🤖 AI Summary
This paper addresses the limitation of rule-based models (e.g., decision trees) in capturing spurious correlations and failing to identify causal relationships. To overcome this, we propose a novel method integrating invariant causal prediction with the set-covering machine framework. Our approach is the first to embed environment-invariance constraints into binary conjunctive/disjunctive rule learning and introduce a causal sufficiency test, enabling polynomial-time theoretical guarantees for identifying the causal parents of the target variable. Unlike conventional interpretable models, our method achieves both strong interpretability and causal robustness. We provide formal theoretical proofs of correct causal identification and empirically demonstrate significant improvements over state-of-the-art baselines across multiple synthetic and real-world datasets.

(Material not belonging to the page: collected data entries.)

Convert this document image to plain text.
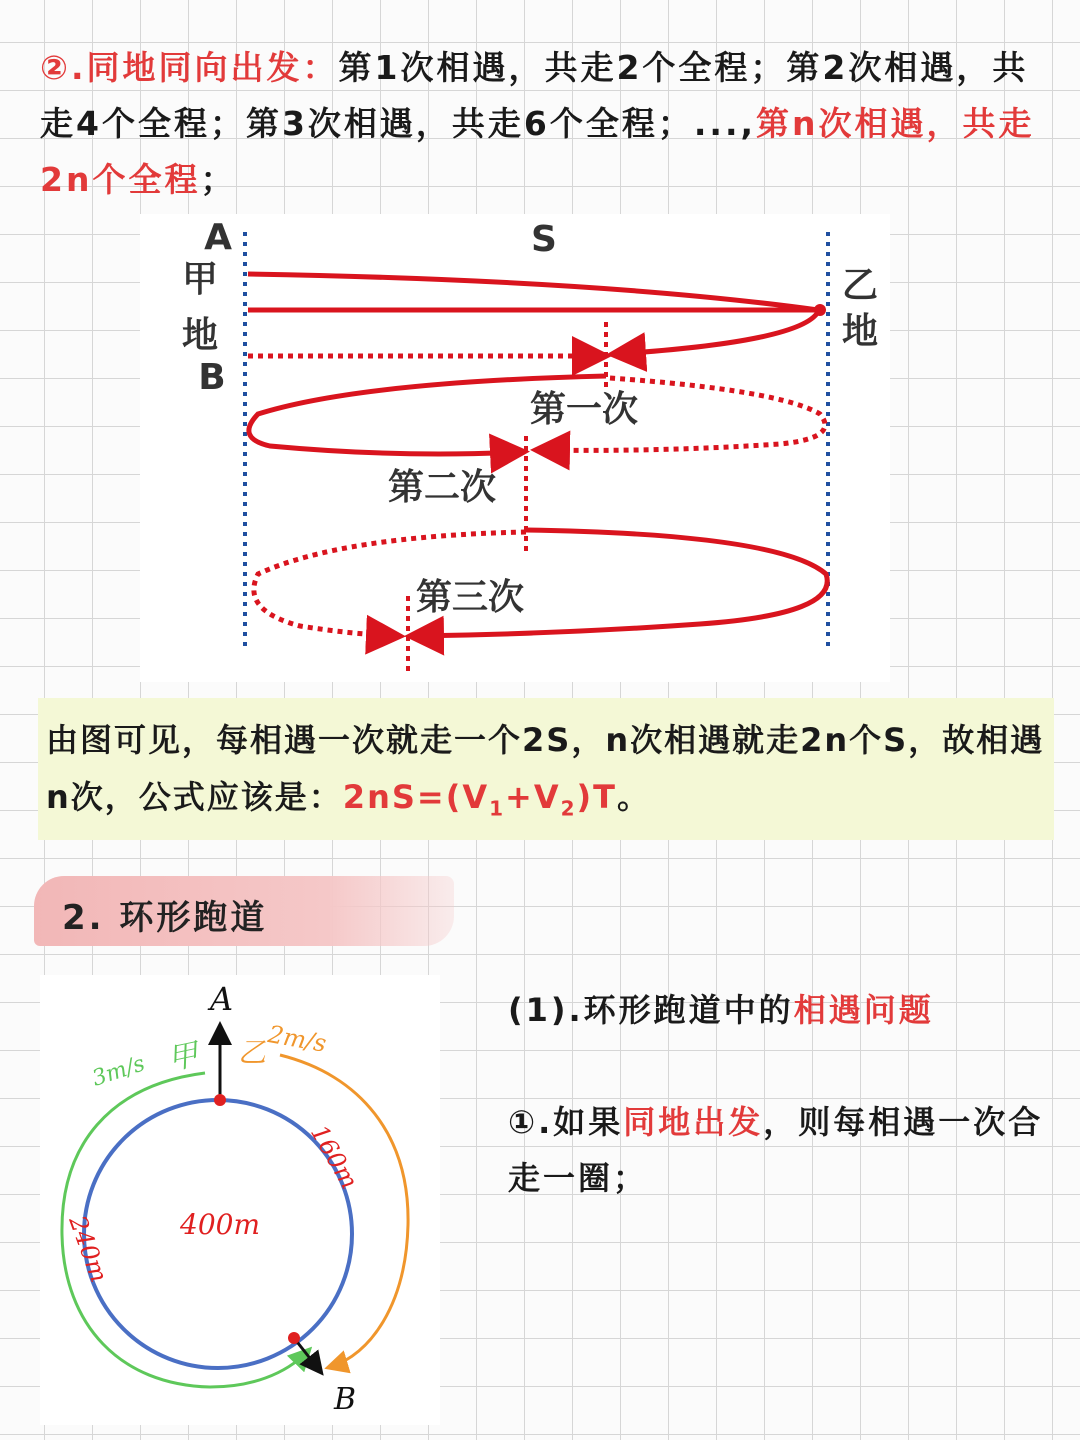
②.同地同向出发：第1次相遇，共走2个全程；第2次相遇，共走4个全程；第3次相遇，共走6个全程；...,第n次相遇，共走2n个全程；
A
甲
地
B
S
乙
地
第一次
第二次
第三次
由图可见，每相遇一次就走一个2S，n次相遇就走2n个S，故相遇n次，公式应该是：$2nS=(V_1+V_2)T$。
2. 环形跑道
(1).环形跑道中的相遇问题
①.如果同地出发，则每相遇一次合走一圈；
A
B
3m/s 甲 乙 2m/s
160m
240m 400m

The method consistently extracts valid causal rules under challenging conditions—including label noise, covariate shift, and distributional shifts—while preserving computational efficiency and transparency.
📝 Abstract
Rule-based models, such as decision trees, appeal to practitioners due to their interpretable nature. However, the learning algorithms that produce such models are often vulnerable to spurious associations and thus, they are not guaranteed to extract causally-relevant insights. In this work, we build on ideas from the invariant causal prediction literature to propose Invariant Causal Set Covering Machines, an extension of the classical Set Covering Machine algorithm for conjunctions/disjunctions of binary-valued rules that provably avoids spurious associations. We demonstrate both theoretically and empirically that our method can identify the causal parents of a variable of interest in polynomial time.